The MDR1 multidrug transporter represents one of the better characterized drug transporters that play an important role in protecting the body against xenobiotic insults. Single nucleotide polymorphisms (SNPs) and SNP haplotypes within this gene have been variously associated with differences in MDR1 expression/function, drug response as well as disease susceptibility. Nonetheless, the effect of polymorphisms at the MDR1 promoter region on its promoter activity remains less characterized. Through the examination of approximately 1.5 kilobases of MDR1 promoter region from five populations, including the Chinese, Malays, Indians, European Americans, and African Americans, we identified eight low-frequency SNPs, of which only two were polymorphic in at least four of the five populations examined. The other SNPs are mainly population-specific, the majority of which occur only in the African-American population. Recapitulation of the various combinations of SNP haplotypes in vitro in promoter-reporter assays revealed a few notable trends. The African and European American-specific haplotypes tended to result in enhanced MDR1 promoter activity only in the human embryonic kidney (HEK) 293 cell line. Haplotype GCTAACC, which occurs at variable frequencies in all the populations examined, with Asians having much lower frequencies (<2%) compared with the European Americans/African Americans (>4%), affected MDR1 promoter activity differently in different cell lines. Compared with the commonest haplotype, GCTA-ACC haplotype resulted in a significant decrease in MDR1 promoter activity in HeLa cells (P < 0.05) but a significant increase in the same promoter activity in HEK293 cells (P < 0.05). These results suggest that the MDR1 promoter region is largely invariant but that different haplotypes have differential effects on the MDR1 promoter activity in different cell lines.

A functional polymorphism within the MRP1 gene locus identified through its genomic signature of positive selection.

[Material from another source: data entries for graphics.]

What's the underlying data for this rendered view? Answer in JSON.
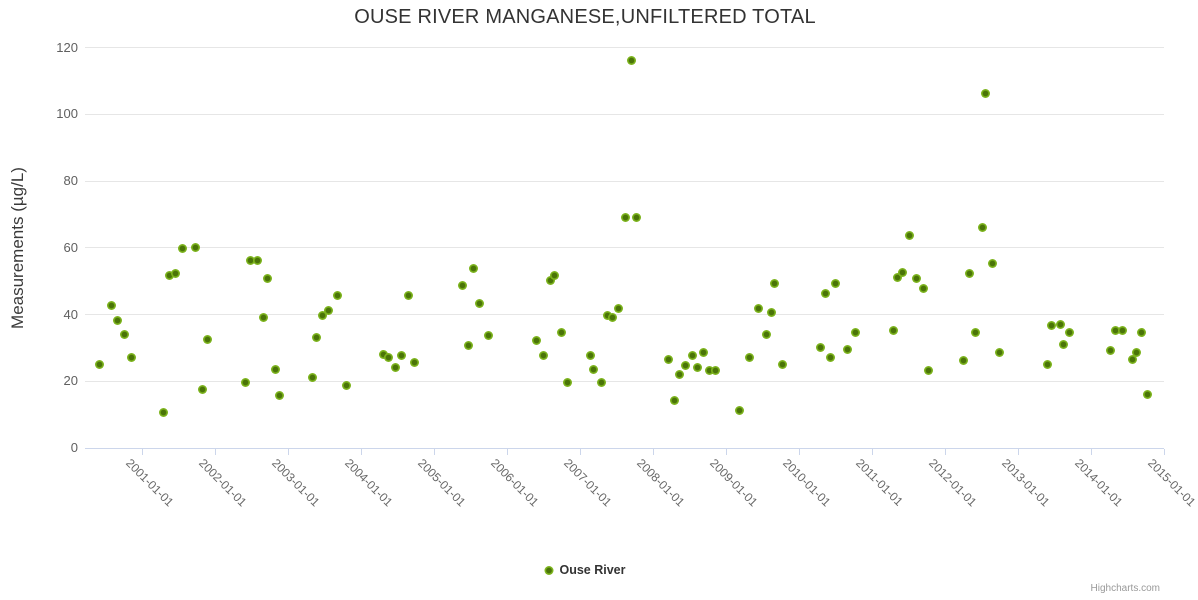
{
  "title": "OUSE RIVER MANGANESE,UNFILTERED TOTAL",
  "credits": "Highcharts.com",
  "colors": {
    "marker_outer": "#7db41d",
    "marker_inner": "#4a7408",
    "gridline": "#e6e6e6",
    "axis_line": "#ccd6eb",
    "title_text": "#333333",
    "tick_label_text": "#606060",
    "credits_text": "#999999"
  },
  "chart_data": {
    "type": "scatter",
    "title": "OUSE RIVER MANGANESE,UNFILTERED TOTAL",
    "xlabel": "",
    "ylabel": "Measurements (µg/L)",
    "grid": "horizontal-only",
    "legend_position": "bottom-center",
    "x_axis": {
      "kind": "datetime",
      "min_decimal_year": 2000.219,
      "max_decimal_year": 2015.0,
      "tick_years": [
        2001,
        2002,
        2003,
        2004,
        2005,
        2006,
        2007,
        2008,
        2009,
        2010,
        2011,
        2012,
        2013,
        2014,
        2015
      ],
      "tick_labels": [
        "2001-01-01",
        "2002-01-01",
        "2003-01-01",
        "2004-01-01",
        "2005-01-01",
        "2006-01-01",
        "2007-01-01",
        "2008-01-01",
        "2009-01-01",
        "2010-01-01",
        "2011-01-01",
        "2012-01-01",
        "2013-01-01",
        "2014-01-01",
        "2015-01-01"
      ],
      "label_rotation_deg": 45
    },
    "y_axis": {
      "min": 0,
      "max": 120,
      "tick_interval": 20,
      "ticks": [
        0,
        20,
        40,
        60,
        80,
        100,
        120
      ]
    },
    "legend": [
      {
        "name": "Ouse River"
      }
    ],
    "series": [
      {
        "name": "Ouse River",
        "points_x_decimal_year_y_ugL": [
          [
            2000.42,
            25
          ],
          [
            2000.58,
            42.5
          ],
          [
            2000.67,
            38
          ],
          [
            2000.76,
            34
          ],
          [
            2000.86,
            27
          ],
          [
            2001.3,
            10.5
          ],
          [
            2001.37,
            51.5
          ],
          [
            2001.46,
            52
          ],
          [
            2001.56,
            59.5
          ],
          [
            2001.73,
            60
          ],
          [
            2001.83,
            17.5
          ],
          [
            2001.9,
            32.5
          ],
          [
            2002.42,
            19.5
          ],
          [
            2002.48,
            56
          ],
          [
            2002.58,
            56
          ],
          [
            2002.67,
            39
          ],
          [
            2002.72,
            50.5
          ],
          [
            2002.83,
            23.5
          ],
          [
            2002.89,
            15.5
          ],
          [
            2003.34,
            21
          ],
          [
            2003.39,
            33
          ],
          [
            2003.47,
            39.5
          ],
          [
            2003.55,
            41
          ],
          [
            2003.68,
            45.5
          ],
          [
            2003.8,
            18.5
          ],
          [
            2004.31,
            28
          ],
          [
            2004.38,
            27
          ],
          [
            2004.47,
            24
          ],
          [
            2004.55,
            27.5
          ],
          [
            2004.65,
            45.5
          ],
          [
            2004.73,
            25.5
          ],
          [
            2005.39,
            48.5
          ],
          [
            2005.47,
            30.5
          ],
          [
            2005.54,
            53.5
          ],
          [
            2005.62,
            43
          ],
          [
            2005.75,
            33.5
          ],
          [
            2006.4,
            32
          ],
          [
            2006.5,
            27.5
          ],
          [
            2006.59,
            50
          ],
          [
            2006.65,
            51.5
          ],
          [
            2006.75,
            34.5
          ],
          [
            2006.83,
            19.5
          ],
          [
            2007.14,
            27.5
          ],
          [
            2007.19,
            23.5
          ],
          [
            2007.29,
            19.5
          ],
          [
            2007.37,
            39.5
          ],
          [
            2007.45,
            39
          ],
          [
            2007.53,
            41.5
          ],
          [
            2007.63,
            69
          ],
          [
            2007.7,
            116
          ],
          [
            2007.78,
            69
          ],
          [
            2008.21,
            26.5
          ],
          [
            2008.3,
            14
          ],
          [
            2008.36,
            22
          ],
          [
            2008.45,
            24.5
          ],
          [
            2008.54,
            27.5
          ],
          [
            2008.61,
            24
          ],
          [
            2008.69,
            28.5
          ],
          [
            2008.78,
            23
          ],
          [
            2008.85,
            23
          ],
          [
            2009.18,
            11
          ],
          [
            2009.32,
            27
          ],
          [
            2009.45,
            41.5
          ],
          [
            2009.55,
            34
          ],
          [
            2009.62,
            40.5
          ],
          [
            2009.66,
            49
          ],
          [
            2009.77,
            25
          ],
          [
            2010.29,
            30
          ],
          [
            2010.36,
            46
          ],
          [
            2010.43,
            27
          ],
          [
            2010.5,
            49
          ],
          [
            2010.67,
            29.5
          ],
          [
            2010.78,
            34.5
          ],
          [
            2011.3,
            35
          ],
          [
            2011.35,
            51
          ],
          [
            2011.42,
            52.5
          ],
          [
            2011.52,
            63.5
          ],
          [
            2011.61,
            50.5
          ],
          [
            2011.7,
            47.5
          ],
          [
            2011.77,
            23
          ],
          [
            2012.25,
            26
          ],
          [
            2012.34,
            52
          ],
          [
            2012.42,
            34.5
          ],
          [
            2012.52,
            66
          ],
          [
            2012.56,
            106
          ],
          [
            2012.65,
            55
          ],
          [
            2012.74,
            28.5
          ],
          [
            2013.4,
            25
          ],
          [
            2013.46,
            36.5
          ],
          [
            2013.58,
            37
          ],
          [
            2013.63,
            31
          ],
          [
            2013.71,
            34.5
          ],
          [
            2014.27,
            29
          ],
          [
            2014.34,
            35
          ],
          [
            2014.43,
            35
          ],
          [
            2014.57,
            26.5
          ],
          [
            2014.63,
            28.5
          ],
          [
            2014.69,
            34.5
          ],
          [
            2014.78,
            16
          ]
        ]
      }
    ]
  }
}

Searching for genomic evidence of positive selection has been hailed as an attractive strategy for identifying functional polymorphisms. Here, we demonstrate the feasibility of identifying functional polymorphism at the MRP1 gene locus using this strategy. The 190 kDa MRP1 protein is an efflux pump that regulates the accumulation of xenobiotics and drugs in cells. Functional sequence variations within this gene might account, in part, for inter-individual and population differences in drug response. To identify single nucleotide polymorphisms (SNPs) within the MRP1 gene with potentially important functional significance, we scanned for genomic signatures of recent positive selection at this locus in approximately 480 individuals sampled from the Chinese, Malay, Indian, European-American and African-American populations. The genetic profile of SNPs at this locus revealed high haplotype diversity and weak linkage disequilibrium (LD). Despite this weak LD, major allele G of SNP 5'FR/G-260C contained within a high frequency haplotype exhibited extended haplotype homozygosity across 135 kb in European-Americans. Using two independent genomic tests, long-range haplotype (LRH) test and the F(ST) statistic, we found statistical evidence of positive selection for this allele in the European-American population. When this SNP was recapitulated in an in vitro MRP1 promoter-reporter assay, significantly lower activity was observed from the G-containing promoter when compared with the C-containing promoter in all four cell lines that we tested (P<0.01). These observations confirm the power of this strategy in identifying functionally different alleles of genes and suggest that the different alleles at this SNP locus in the MRP1 gene may account, in part, for inter-individual variations and population differences in drug response.